"Not like that," Fletch clarified, but he didn't seem particularly concerned that Theo had misunderstood him. He fell back into the chair for the thousandth time, rested his forehead in his hand, and rubbed at his face. There was no sense in arguing with a man so far gone on a deliriant, nor with one who couldn't hear what he had to say. Nevertheless, he said it, if only to himself: "You never lost him."

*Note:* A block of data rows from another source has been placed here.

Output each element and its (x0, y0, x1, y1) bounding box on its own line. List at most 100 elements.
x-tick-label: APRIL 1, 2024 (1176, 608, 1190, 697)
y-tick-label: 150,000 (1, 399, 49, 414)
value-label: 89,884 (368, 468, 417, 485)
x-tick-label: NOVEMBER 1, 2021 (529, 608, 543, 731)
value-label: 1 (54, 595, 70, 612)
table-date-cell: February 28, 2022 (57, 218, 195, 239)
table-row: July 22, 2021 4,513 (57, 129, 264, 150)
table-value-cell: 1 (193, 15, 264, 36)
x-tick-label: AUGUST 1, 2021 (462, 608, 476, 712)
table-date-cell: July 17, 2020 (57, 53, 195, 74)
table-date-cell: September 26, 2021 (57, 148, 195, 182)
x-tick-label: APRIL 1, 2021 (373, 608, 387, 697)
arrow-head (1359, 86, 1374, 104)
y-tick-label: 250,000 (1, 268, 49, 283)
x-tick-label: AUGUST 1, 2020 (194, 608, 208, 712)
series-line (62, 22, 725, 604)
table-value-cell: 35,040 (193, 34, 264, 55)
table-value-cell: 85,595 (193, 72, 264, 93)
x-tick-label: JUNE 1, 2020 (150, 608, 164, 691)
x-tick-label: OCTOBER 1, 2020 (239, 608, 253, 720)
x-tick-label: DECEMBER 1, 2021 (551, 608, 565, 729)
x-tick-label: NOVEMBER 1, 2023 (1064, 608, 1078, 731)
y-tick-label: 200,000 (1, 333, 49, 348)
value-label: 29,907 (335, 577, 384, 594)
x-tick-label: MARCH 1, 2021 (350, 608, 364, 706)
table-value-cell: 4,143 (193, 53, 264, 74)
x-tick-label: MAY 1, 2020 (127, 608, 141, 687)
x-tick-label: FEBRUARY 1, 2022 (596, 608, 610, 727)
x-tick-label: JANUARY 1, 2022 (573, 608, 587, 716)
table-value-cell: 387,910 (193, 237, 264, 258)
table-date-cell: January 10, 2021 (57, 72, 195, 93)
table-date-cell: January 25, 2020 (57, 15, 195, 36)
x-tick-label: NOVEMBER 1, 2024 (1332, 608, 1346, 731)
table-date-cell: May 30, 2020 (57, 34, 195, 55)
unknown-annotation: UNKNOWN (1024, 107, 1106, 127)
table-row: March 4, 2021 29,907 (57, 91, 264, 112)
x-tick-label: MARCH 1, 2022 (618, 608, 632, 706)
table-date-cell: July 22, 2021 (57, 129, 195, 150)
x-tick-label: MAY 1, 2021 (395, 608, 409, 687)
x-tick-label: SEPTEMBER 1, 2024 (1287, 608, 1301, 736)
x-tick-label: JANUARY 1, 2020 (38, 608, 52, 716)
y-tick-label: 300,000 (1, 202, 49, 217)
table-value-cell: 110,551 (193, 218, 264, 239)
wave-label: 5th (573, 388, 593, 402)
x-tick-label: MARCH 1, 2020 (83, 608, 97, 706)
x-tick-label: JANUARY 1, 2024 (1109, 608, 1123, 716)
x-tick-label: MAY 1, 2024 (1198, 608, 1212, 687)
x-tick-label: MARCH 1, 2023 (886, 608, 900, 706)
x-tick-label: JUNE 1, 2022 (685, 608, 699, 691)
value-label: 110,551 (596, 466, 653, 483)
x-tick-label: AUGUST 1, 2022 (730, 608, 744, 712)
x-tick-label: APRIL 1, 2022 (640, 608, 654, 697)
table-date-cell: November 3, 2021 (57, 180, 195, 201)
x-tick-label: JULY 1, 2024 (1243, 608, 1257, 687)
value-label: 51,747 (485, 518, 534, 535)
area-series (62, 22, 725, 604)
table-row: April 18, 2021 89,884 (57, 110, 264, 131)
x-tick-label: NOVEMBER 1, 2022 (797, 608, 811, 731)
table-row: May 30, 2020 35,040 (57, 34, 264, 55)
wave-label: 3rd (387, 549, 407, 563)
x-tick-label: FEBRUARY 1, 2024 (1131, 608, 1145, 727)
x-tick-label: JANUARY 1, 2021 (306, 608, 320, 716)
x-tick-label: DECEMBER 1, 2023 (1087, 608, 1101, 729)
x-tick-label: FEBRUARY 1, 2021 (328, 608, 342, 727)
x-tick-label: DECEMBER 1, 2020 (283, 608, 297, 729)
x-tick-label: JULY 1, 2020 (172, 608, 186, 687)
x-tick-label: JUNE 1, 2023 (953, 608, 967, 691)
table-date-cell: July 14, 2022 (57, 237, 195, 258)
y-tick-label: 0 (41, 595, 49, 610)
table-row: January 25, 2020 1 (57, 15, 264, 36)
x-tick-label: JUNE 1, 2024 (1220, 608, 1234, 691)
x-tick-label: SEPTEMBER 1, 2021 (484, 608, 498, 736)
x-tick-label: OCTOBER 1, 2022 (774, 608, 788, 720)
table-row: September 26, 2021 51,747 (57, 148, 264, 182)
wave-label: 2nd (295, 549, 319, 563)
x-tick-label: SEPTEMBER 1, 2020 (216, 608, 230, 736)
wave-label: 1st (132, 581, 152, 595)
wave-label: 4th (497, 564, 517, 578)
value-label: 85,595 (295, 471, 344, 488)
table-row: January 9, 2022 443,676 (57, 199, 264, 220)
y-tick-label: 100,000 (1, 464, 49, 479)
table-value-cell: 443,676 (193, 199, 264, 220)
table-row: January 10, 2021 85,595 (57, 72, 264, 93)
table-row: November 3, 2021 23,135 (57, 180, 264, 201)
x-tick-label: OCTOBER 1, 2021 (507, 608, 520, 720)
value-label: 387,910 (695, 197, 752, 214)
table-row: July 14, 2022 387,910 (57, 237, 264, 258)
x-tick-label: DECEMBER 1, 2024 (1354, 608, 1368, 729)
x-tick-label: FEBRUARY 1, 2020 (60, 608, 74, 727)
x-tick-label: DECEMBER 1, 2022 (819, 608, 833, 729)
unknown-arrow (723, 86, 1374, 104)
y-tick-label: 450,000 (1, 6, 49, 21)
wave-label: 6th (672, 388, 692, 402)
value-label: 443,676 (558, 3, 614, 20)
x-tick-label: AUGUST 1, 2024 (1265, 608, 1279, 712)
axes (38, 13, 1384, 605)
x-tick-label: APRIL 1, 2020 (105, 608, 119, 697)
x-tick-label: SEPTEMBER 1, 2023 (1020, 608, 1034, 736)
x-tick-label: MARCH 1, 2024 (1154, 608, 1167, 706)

The days passed more or less the same: a blur of slow boredom punctuated by feverish conversations. Fletch took up the task of administering the medicine every quarter day, though his fellow bodyguards relieved him in between so he could rest. Oftentimes, though, he refused to return to his quarters, and several times he fell asleep in that chair with the book against his chest. He'd been smart to select men for the rotation who were lenient to this sort of behavior. None of them said a damned word to the Baron — at least, that he could tell. None of them commented on the nature of the book, either, though Ash snickered when he caught sight of one of the drawings.
On one such night, when the other men had long since gone to bed at his insistence, Fletch lay slumped in the chair, arms hung limp and head lolled to one side. He'd made the mistake of having a nightcap, and in the deafening silence of Theo's room, he'd nodded off. He thought he dreamed it: the tick-tack-tick-tack of claws on the wooden floor, accompanied by a soft sniff and a girl's giggle. Theo's bed shifted and groaned as though it carried some other weight, and his blankets rustled. "Is it time yet?" Fletch murmured in his sleep, unaware that Theo's room was now host to two unbidden occupants.